To document 'significant' events
Again it is worth considering who/what determines the 'significant'. Hitler had docs of his rallies shot - clearly the purpose here was propaganda, but the 'significant' might be determined by more insidious, institutional issues eg. The BBC has lost the right to show football matches so it is looking for other sporting events. They send Ellen Mac Arthur to sea with seven cameras knowing that the footage she collects can be used on the news to make her race seem like a significant event (self-fulfilling stuff ie. it must be important because it's on the news) and once they have created an interest they can trailer their doc on the news and guarantee an audience for it. They don't have to pay researcher, a journalist, a film crew. They collect a couple of aerial shots in a helicopter fly by, do the editing, add a bit of Dido's 'Until you're resting here with me' and Ellen delivers forty hours of footage to edit down to fifty mins - very cheap and the footage is used on both the BBC News and the Doc - a bargain. (and an exclusive.)
The making of a Media text can lead to a documentary spin-off which, while educating about the Media, also acts as a promotional vehicle for the film/album/festival./documentary even!
Likewise, the easy availability of existing news footage/ 'authentic' or period footage may mean that cheap documentaries can quickly be constructed by adding a voice-over, a few interviews with: eye-witnesses or 'experts', or the 'man on the street'. Eg. There are lots of Docs about the Nazi Holocaust not only because the Jewish community is influential and wants us to remember, but also because there's lots of easily available footage (more recent mass genocides involve paying researchers to go to dangerous places and investigate - not cheap)
To be a window on the world/ documenting ordinary events
This clearly raises issues of representation. Even with fly on the wall techniques, or the more recent, 'live' webcam, decisions are made about where to put the camera. Selection of subject and 'characters' are important and in edited texts the selection of images and cutting of sound and addition of non-diegetic sound are all important issues.
Who is being represented by whom? How representative are the selections that have been made? (statistically?) How might audiences read these representations? Representation is arguably more important in documentary than it is in fictional texts because audiences assume they are seeing representations of 'reality'. It is difficult for such documentaries to challenge our cultural expectations because in order for them to be received as 'windows on the world' the documentary must match its constructed 'reality' to the 'reality' which is taken for granted.

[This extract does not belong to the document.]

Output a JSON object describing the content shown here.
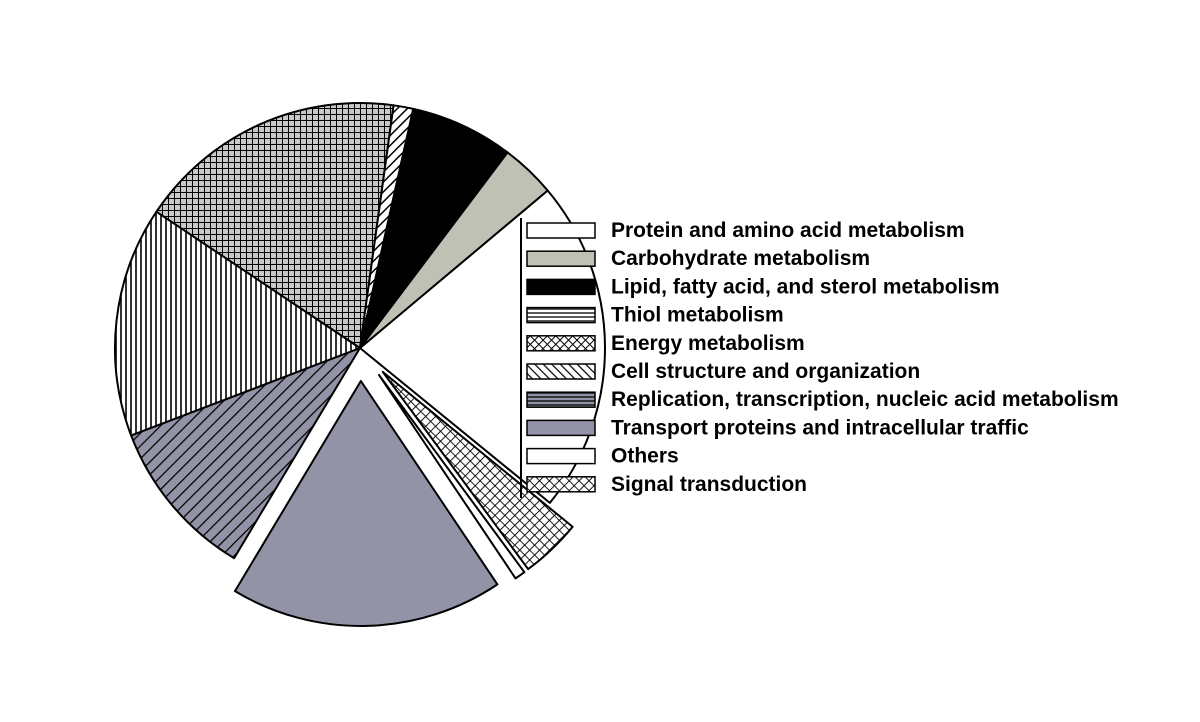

Docs of ordinary lives might: celebrate the working lives of 'ordinary people'; provide audiences with a sense of community or a measure of their own lives: identities and values; and/or provide escape (like wildlife docs, if narrative is provided then the uses and gratifications associated with fictional narratives will also apply)
To provide one person's view
Authored docs
(most commonly making use of a voice over and therefore expository in mode) provide a document of one person's view of 'reality' This is sometimes an 'expert' opinion. It is ironic that while authored docs are partly free from the constraints of impartiality, it could be argued that this is the most reliable of documentary forms because it doesn't purport to be anything other than subjective. In the hands of a powerful political leader however, this can become propaganda.
To document one person's life
These include: a biography of a celebrity or public figure (often expository or drama-doc in mode and sometimes 'historical'); one person's 'heroic struggle with' a debilitating disease; an expose of a corrupt public figure (often, but not necessarily, expository mode, sometimes involving the use of hidden cameras).